The F Words: English Teacher Hero

In my high school, Brookfield High (Brookfield, Ohio), my favorite teacher was my English teacher, Mrs. Dorothy Drummond. I was fortunate enough to have her as my teacher for two years rather than one. She influenced me  greatly with her love of learning, her wide range of knowledge, her understanding of the human condition as expressed through literature, and her love of language. In addition, she had a great sense of humor. 

It’s possible that I would have become a writer no matter what, but I do know that Mrs. Drummond strongly encouraged me to consider becoming a writer. For that, among other things, I am eternally grateful.

When I went to college, I majored in English and in History, but when I went on to grad school, I studied American Literature. I myself went on to become an English teacher at the college level, working as an instructor at Kent State University and Cuyahoga Community College.

English teachers and teaching English and literature are in my background, for sure, and probably in my blood. This is not to say, however, that I consciously think about English teachers a lot. As far as I know, I don’t.

Yet when I started to write the opening scene of The F Words, who is it that catches Cole tagging the high school walls with the f word? It’s Mr. Nachman, his English teacher. It could have been his cross-country coach. Or his math teacher, or history teacher, or social studies teacher. It could have been the principal, or the assistant principal. Or the custodian. Yes, it could have been any of these others, but the truth is that I never, ever, gave a conscious thought as to who would intercept Cole — Mr. Nachman, his English teacher, stepped into the story and onto the page without my selecting him. He just appeared and there was never in my mind the slightest thought of sending him back.

Mr. Nachman, I believe, was destined to intervene in order to help Cole, whose father is in Cook County Jail for organizing his neighborhood to protest against the closing of the local grade school. It is because his father has been thrown in jail for exercising his civil rights that Cole is angry. Furious. Frustrated. Which is why he tags the high school wall with the f word.

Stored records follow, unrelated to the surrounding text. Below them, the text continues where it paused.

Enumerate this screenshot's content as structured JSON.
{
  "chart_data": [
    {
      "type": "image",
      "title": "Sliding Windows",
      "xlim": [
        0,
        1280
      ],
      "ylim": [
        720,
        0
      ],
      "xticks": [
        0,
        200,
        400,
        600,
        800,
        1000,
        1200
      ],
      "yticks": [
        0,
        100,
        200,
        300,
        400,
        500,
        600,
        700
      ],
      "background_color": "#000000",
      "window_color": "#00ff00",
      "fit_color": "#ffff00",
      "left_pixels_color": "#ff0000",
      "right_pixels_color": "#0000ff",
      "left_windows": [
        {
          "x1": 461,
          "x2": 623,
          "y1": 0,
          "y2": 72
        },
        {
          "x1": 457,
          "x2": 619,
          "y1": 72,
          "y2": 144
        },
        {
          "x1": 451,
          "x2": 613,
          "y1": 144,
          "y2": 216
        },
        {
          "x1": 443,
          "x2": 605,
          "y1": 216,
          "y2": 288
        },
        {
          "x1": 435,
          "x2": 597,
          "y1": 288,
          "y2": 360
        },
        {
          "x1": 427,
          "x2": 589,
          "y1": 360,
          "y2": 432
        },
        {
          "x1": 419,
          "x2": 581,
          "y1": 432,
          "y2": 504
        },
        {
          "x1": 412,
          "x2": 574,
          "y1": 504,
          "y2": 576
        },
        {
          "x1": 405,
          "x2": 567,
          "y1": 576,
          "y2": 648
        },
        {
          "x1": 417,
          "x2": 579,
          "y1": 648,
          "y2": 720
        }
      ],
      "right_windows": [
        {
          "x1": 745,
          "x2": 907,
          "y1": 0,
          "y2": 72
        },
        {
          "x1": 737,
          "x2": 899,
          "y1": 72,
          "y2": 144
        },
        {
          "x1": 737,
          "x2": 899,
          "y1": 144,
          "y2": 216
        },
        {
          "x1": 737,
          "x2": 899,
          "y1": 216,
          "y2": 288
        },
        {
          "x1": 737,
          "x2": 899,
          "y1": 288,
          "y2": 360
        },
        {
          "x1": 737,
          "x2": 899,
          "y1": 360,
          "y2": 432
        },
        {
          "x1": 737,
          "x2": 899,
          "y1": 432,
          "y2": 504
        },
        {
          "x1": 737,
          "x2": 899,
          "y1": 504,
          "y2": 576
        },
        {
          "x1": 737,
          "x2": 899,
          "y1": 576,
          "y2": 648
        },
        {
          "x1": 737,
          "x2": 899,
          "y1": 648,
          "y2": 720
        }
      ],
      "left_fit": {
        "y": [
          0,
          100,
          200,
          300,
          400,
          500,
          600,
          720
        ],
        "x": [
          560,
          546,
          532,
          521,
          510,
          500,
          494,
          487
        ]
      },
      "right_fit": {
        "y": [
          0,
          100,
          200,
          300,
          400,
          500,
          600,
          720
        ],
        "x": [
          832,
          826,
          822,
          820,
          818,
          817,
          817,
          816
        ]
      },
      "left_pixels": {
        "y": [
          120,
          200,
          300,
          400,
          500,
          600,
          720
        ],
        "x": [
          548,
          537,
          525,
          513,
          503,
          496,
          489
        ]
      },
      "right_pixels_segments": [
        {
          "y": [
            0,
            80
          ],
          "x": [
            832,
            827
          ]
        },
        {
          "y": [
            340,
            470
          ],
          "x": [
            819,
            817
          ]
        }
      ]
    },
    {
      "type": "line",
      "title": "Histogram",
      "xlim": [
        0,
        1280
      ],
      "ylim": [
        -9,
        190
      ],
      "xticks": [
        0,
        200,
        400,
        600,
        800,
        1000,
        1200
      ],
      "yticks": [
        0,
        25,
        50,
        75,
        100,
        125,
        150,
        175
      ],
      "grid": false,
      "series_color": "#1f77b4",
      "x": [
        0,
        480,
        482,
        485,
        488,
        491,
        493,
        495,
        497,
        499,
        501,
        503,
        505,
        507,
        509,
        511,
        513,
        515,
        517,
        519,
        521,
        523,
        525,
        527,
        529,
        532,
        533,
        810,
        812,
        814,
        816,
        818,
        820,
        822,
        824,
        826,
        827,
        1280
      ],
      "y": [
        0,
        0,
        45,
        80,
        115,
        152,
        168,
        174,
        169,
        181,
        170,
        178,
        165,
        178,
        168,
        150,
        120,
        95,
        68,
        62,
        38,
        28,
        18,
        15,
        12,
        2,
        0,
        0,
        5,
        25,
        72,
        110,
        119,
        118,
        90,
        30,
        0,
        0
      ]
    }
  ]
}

Mr. Nachman, of course, understands why Cole does this. If he didn’t understand, he wouldn’t be much of an English teacher: if he didn’t understand, it would mean that reading great literature left him with little or no empathy. If he didn’t understand, he would be a failure as a teacher.

Because he understands many different things at once  — that Cole is angry and frustrated; that defacing public property is not a responsible way to act; that somebody had better clean up the spray paint, and fast; that there are better, stronger, more effective ways to protest injustice — Mr. Nachman does not report Cole to the principal. Instead, he offers Cole a way out: if Cole volunteers to clean off the paint and writes two poems a week, each about a word starting with the letter f . . . then Nachman will never tell the principal who tagged the wall.

Mr. Nachman never states his motive for requiring Cole to write the two poems each week. Instead, he simply tells Cole that he (Cole) is pretty good at writing poetry. His motive, though, is to get Cole to think, to analyze, to reflect. About himself, other people, institutions, ideas — anything and everything that crosses Cole’s consciousness.

Like any good teacher, Mr. Nachman knows his students. The poetry-writing assignment calms Cole down and does get him to think, analyze, and reflect. And then, in the middle of the book, when Cole has made a major decision, Mr. Nachman steps in with more information about f words and about poetry. (I discussed this in a previous blog, The F Words: Poetry and the Middle).

Even that is not the end of Mr. Nachman’s importance to Cole’s life and to the story. But you will have to read the novel to see how that works out.

Mr. Nachman is not the hero of The F Words. The  hero is Cole. And Felipe. And Treva. And their fellow students who fight for justice. The teen characters are in the foreground. But in the background are a few adult heroes. Cole’s English teacher is one of them.